This isn't the first time Hall, who worked at the SeaWorld Research Institute in the 1980s, has spoken out about the company's questionable animal care practices. He gave an interview to Frontline in 1997 for the special "A Whale of a Business":
"I haven't been a proponent of captivity for a number of years now. I've been pretty vocal about it. I'll go back to my comment about the pretty simple-minded approach we stumbled on [with the Navy] at Point Magoo. You want to keep an ocean animal healthy? Where do you put 'em? Back in the ocean. That's where they came from. So, I have some real problems with captivity."
Hall also made clear to Frontline his views on SeaWorld's education promise:
"I absolutely agree that at a point in time - and I think we're past it - that captivity may have provided a strong educational component.
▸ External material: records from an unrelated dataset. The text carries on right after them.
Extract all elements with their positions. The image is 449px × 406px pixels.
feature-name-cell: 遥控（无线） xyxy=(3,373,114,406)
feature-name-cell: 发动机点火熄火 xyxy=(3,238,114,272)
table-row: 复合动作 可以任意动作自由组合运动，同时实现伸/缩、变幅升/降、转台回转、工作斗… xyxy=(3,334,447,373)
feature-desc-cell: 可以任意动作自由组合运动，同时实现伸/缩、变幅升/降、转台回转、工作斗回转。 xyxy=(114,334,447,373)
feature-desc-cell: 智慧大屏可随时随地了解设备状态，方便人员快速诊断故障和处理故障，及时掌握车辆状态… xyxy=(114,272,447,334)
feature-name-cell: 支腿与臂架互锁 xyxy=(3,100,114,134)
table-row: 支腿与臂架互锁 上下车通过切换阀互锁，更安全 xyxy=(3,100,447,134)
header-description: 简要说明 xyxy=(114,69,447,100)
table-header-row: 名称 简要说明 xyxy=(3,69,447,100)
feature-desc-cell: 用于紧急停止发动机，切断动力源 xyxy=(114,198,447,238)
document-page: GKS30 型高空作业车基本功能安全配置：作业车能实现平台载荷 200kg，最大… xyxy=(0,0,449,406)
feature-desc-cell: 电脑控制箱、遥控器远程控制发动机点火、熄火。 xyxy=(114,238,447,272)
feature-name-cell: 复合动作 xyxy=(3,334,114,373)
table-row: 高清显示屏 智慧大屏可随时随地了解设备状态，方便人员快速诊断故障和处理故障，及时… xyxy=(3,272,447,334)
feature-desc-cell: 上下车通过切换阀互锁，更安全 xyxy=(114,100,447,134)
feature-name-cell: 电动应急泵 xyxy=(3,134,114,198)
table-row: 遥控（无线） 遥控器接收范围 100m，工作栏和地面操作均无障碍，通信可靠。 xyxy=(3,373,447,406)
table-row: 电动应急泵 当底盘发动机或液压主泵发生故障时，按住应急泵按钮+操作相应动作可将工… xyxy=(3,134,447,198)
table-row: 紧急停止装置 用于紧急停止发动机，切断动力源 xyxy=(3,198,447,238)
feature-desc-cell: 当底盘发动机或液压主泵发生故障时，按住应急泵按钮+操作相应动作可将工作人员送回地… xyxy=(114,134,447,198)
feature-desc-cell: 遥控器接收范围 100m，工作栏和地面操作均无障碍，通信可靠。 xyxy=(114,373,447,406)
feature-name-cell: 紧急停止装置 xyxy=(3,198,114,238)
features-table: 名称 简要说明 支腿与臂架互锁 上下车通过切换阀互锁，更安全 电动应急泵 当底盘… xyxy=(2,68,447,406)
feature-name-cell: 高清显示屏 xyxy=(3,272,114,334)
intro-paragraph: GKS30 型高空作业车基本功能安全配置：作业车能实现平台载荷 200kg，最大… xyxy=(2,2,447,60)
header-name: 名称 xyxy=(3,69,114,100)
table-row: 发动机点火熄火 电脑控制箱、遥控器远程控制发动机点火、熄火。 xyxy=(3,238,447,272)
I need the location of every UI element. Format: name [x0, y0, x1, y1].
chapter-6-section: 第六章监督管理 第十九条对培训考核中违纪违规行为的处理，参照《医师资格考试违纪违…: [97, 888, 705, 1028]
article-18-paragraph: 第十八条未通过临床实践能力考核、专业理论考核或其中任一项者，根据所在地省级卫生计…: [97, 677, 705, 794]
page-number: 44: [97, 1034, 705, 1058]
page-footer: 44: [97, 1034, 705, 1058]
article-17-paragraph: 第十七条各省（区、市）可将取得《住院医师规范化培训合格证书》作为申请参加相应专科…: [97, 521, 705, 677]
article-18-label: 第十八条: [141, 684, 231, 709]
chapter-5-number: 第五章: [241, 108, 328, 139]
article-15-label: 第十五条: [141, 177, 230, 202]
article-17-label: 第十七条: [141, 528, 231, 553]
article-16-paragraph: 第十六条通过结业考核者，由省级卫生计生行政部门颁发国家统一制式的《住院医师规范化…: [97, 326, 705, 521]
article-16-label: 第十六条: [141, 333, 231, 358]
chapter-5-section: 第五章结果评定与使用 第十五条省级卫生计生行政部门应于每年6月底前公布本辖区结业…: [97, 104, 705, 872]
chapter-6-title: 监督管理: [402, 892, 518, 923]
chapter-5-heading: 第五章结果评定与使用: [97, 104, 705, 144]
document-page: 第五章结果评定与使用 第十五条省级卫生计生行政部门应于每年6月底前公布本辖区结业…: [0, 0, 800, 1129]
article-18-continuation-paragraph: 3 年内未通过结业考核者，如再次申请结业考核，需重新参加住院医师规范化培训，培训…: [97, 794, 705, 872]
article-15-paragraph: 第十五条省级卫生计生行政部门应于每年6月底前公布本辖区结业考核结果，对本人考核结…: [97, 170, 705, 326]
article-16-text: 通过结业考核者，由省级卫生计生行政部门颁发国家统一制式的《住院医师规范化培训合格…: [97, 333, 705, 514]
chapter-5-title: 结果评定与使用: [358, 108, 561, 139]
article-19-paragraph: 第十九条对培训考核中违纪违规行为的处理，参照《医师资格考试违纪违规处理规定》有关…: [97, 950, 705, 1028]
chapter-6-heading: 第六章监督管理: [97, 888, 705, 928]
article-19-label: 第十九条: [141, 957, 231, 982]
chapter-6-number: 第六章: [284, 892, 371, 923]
I know from my days as senior scientist at Seaworld, that the motto was 'Entertainment, education, conservation.' But entertainment was several orders of magnitude above education and conservation."
While SeaWorld continues to tout its "educational experiences intended to create a deeper understanding, respect and desire to protect all wildlife," even its founder didn't really envision that as the park's main purpose. George Millay, who created the company in 1964, reportedly explained the park's real intentions on its 25th anniversary in 1989:
"SeaWorld was created as strictly entertainment. We didn't try to wear this false facade of educational significance," he said.